Funding This study was funded by Chugai Pharmaceutical Co, Ltd. Data were collected and analysed by Chugai according to the prespecified protocol. Medical writing and editorial assistance were also provided by Chugai following a face-to-face meeting with all authors during which the data, its interpretation and the content of the paper were discussed.
Competing interests TK, MH, SI, NI, JR, TT, ST, YT and HY are all members of the Postmarketing Surveillance Committee of the Japan College of Rheumatology. The Committee was created in response to a request for assistance from the Ministry of Health, Labour and Welfare (MLHW) of Japan.
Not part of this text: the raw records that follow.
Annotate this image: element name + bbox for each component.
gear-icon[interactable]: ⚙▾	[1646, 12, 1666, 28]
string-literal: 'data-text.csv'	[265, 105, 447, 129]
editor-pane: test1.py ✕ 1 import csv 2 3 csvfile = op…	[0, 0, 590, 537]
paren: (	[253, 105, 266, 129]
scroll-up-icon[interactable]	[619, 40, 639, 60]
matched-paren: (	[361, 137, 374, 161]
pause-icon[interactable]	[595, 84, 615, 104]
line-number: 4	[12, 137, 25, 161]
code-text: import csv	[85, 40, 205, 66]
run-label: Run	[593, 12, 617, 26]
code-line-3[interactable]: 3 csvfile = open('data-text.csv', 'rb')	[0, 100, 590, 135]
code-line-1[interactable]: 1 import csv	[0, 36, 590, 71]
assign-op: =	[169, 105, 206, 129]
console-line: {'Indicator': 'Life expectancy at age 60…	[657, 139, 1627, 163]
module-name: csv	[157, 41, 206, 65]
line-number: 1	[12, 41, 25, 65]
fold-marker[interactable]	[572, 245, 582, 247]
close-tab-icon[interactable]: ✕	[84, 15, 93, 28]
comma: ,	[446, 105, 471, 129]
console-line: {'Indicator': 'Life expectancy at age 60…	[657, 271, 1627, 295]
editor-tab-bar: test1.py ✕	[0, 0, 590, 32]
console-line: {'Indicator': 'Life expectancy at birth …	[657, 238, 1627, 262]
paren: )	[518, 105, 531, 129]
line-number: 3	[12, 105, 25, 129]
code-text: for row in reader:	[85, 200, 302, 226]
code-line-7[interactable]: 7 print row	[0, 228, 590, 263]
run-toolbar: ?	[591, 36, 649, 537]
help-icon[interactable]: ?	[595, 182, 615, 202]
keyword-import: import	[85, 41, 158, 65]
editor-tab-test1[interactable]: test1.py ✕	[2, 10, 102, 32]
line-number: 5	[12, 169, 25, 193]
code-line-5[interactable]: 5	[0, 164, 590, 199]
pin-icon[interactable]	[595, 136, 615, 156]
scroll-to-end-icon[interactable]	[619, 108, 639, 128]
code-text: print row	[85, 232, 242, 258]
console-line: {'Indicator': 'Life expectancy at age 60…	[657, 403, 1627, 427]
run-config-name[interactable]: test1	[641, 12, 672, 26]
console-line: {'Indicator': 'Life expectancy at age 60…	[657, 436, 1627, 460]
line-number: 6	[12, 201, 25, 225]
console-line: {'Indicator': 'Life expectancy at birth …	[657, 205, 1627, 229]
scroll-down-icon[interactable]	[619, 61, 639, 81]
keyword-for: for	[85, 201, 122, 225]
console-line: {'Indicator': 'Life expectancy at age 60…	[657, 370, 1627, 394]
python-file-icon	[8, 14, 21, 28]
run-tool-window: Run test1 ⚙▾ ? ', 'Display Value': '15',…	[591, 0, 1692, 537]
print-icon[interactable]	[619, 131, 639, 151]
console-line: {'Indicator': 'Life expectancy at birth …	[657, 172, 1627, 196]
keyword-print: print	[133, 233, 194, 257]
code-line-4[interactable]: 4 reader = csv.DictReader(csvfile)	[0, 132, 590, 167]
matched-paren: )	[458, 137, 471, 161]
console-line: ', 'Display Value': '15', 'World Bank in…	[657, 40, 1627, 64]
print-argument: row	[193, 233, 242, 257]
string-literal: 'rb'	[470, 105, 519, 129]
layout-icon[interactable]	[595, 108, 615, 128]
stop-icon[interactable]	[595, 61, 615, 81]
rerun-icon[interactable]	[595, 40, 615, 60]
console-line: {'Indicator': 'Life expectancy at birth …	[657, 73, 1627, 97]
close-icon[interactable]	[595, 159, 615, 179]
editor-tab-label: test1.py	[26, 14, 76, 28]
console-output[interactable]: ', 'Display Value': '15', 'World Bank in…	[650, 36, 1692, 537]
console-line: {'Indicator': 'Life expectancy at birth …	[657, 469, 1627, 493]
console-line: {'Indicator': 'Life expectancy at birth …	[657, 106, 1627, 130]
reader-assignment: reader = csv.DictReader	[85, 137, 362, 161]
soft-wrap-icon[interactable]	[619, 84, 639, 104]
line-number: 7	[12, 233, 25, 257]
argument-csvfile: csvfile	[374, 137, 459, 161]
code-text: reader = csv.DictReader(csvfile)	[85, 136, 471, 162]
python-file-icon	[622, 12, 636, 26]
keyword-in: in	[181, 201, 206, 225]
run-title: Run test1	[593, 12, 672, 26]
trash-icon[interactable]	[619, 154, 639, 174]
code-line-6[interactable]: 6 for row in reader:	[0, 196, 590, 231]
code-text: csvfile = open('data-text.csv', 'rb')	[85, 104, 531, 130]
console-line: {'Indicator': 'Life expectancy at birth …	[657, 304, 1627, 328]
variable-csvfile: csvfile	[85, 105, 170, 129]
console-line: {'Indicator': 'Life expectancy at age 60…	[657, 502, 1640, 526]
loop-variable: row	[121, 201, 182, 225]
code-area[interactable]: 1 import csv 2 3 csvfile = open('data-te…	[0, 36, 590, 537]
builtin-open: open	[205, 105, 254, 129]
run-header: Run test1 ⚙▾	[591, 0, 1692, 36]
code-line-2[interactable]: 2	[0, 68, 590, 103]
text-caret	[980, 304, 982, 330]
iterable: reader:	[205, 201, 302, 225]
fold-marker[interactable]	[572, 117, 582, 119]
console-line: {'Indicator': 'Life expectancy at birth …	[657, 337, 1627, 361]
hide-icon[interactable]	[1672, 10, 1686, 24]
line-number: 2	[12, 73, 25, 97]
The role of the committee is to provide independent advice to Chugai Pharmaceutical Co Ltd on conducting the PMS programme mandated by the MHLW and on the results thereof. Participation on this committee is not compensated for. It is the belief of the first author that this position does not constitute a conflict of interest. The doctors participated in the review and analysis of the PMS data in their capacity as committee members and are so listed. TK, MH, NI, JR, TT and YT have received research grants, consultant fees, and/or speakers' bureau honoraria from Chugai Pharmaceutical Co Ltd. HY is a member of the advisory board and has received research grants, consultant fees and speakers' bureau honoraria from Chugai Pharmaceutical Co Ltd and Roche. KI is a full-time employee of Chugai Pharmaceutical Co Ltd.
Patient consent Obtained.
Ethics approval This postmarketing surveillance was initiated after the synopsis was submitted to MHLW in advance. Approval has been obtained from each ethics committee in the hospitals that participated in the surveillance.
Provenance and peer review Not commissioned; externally peer reviewed.